Laurence May-Bolsigner. Crédits : Delphine Studio

Chorégraphe, professeure et maître de ballet à l’Opéra-Théâtre, Laurence May-Bolsigner a dédié sa vie à la pratique de la danse. Aujourd’hui, elle regarde avec fierté et recul le chemin parcouru. 

Dès son arrivée, Laurence May-Bolsigner tranche. Notre entretien se déroulera au Grand séminaire de Metz, où s’entraîne la troupe de danseurs. Plus chaleureux que son bureau, délocalisé dans une zone industrielle pour cause de travaux à l’Opéra-théâtre.« Et ça vous fait découvrir un bel endroit ! » s’illumine-t-elle. C’est ce souci des autres que Laurence May-Bolsigner dégage en premier lieu, à travers un sourire franc et une assurance enveloppante.

Elle, c’est la danse qui l’a enveloppée. Dès son enfance. Avec une maman « très aimante », professeure de danse, et ex-danseuse à l’Opéra-Théâtre de Metz. « Elle a ouvert son école de danse à Hagondange, et moi j’étais encore trop petite pour danser. Je regardais sur le bord de marche les petites filles prendre des cours. C’est un peu comme si on vous mettait un gâteau sous le nez ». Inscrite à l’école de danse à cinq ans, puis au conservatoire, elle est embauchée à seize ans en tant que danseuse professionnelle à l’Opéra-Théâtre. Cette passionnée y évoluera, mais ne le quittera plus.

Une vocation

À 56 ans, Laurence May-Bolsigner est désormais cheffe de ballet et chorégraphe. Ses grandes lunettes noires contrastent avec un carré blond platine, ses yeux pétillent lorsqu’elle relate son premier souvenir de danseuse. « J’avais été choisie au conservatoire en 1986 pour danser un passage de Casse-Noisette. La soliste s’était blessée, alors le spectacle avait été reporté. Sauf qu’entre-temps, j’ai été embauchée en tant que danseuse professionnelle. Une fille n’avait pas encore confirmé son rôle, alors le maître de ballet m’a donné une cassette VHS pour que j’apprenne la chorégraphie pour le lendemain. J’ai eu deux semaines pour m’entrainer, puis j’ai dansé les ensembles avec les professionnelles qui étaient là depuis longtemps. C’était fou et tellement excitant ! Je voulais montrer que j’étais capable de faire tout ça ».

Un besoin de recul

Consistance, concessions et exigence ont forgé Laurence May-Bolsigner sur le plan professionnel et humain. En 2012, elle stoppe sa carrière de danseuse et devient maître de ballet, passant ses journées en compagnie de la troupe décrite comme une « grande famille » afin de travailler les chorégraphies. « On était tout le temps ensemble et à force d’être trop les uns sur les autres, il y avait parfois de forts moments émotionnels qui pouvaient créer des affinités ou des tensions ». En 2022, un besoin de recul pousse la passionnée à devenir cheffe de ballet , une fonction plus organisationnelle.

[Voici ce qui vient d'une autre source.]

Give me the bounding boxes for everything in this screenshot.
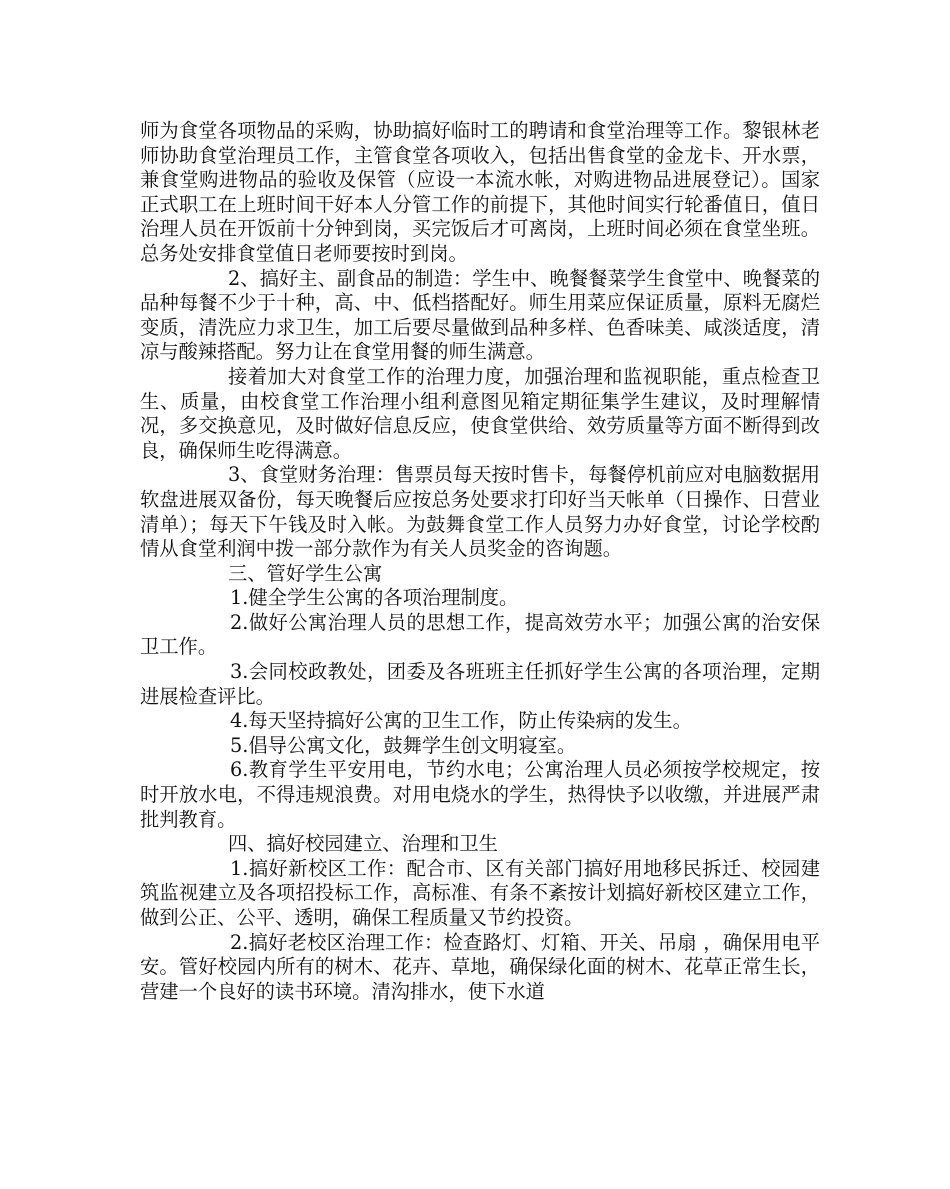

Lorsque danse rime avec omniprésence

« Du temps libre, je n’en ai pas beaucoup », confie Laurence May-Bolsigner. « Lorsque je ne suis pas à l’Opéra-Théâtre, j’enseigne la danse à des élèves à Hagondange ». La multi-casquette alterne entre chorégraphe, professeure de danse et cheffe de ballet. Avoir transformé sa passion en métier lui procure une certaine gratitude. « Je n’ai pas un métier comme tout le monde, c’est une chance et j’ai réussi à le faire » insiste-t-elle. La tête sur les épaules, la créative affirme qu’aujourd’hui, sur le plan professionnel, elle n’a ni regrets ni remords.

« Le lien du miroir est très fort »

Mais derrière cette force tranquille, il y a aussi une part de fragilité. Son corps, longtemps instrument de son art, n’est plus tout à fait le même. « Moralement, c’est difficile d’accepter que j’avais autrefois une silhouette de danseuse, et qu’aujourd’hui j’ai le corps d’une femme de presque soixante ans qui a connu deux grossesses. Le lien du miroir est très fort dans notre métier ». Alors, elle créé « sa mode personnelle ». Chaussettes colorées, t-shirts illustrés « un peu kitch » selon elle, Laurence May-Bolsigner s’habille selon les occasions, souvent pour faire plaisir à ses élèves. « C’est bientôt Halloween alors aujourd’hui je suis dans le thème », lance l’enseignante en regardant son haut noir et rouge avec un personnage fantaisiste dessiné dessus.

Authentique et pleine d’humour, une chose ne fait aucun doute en discutant avec : son envie de partager sa passion, en créant. Alors, lorsque Laurence May-Bolsigner voit le public se lever et applaudir un spectacle de ballet, l’ex-danseuse y voit le fruit de ses années de travail passionné.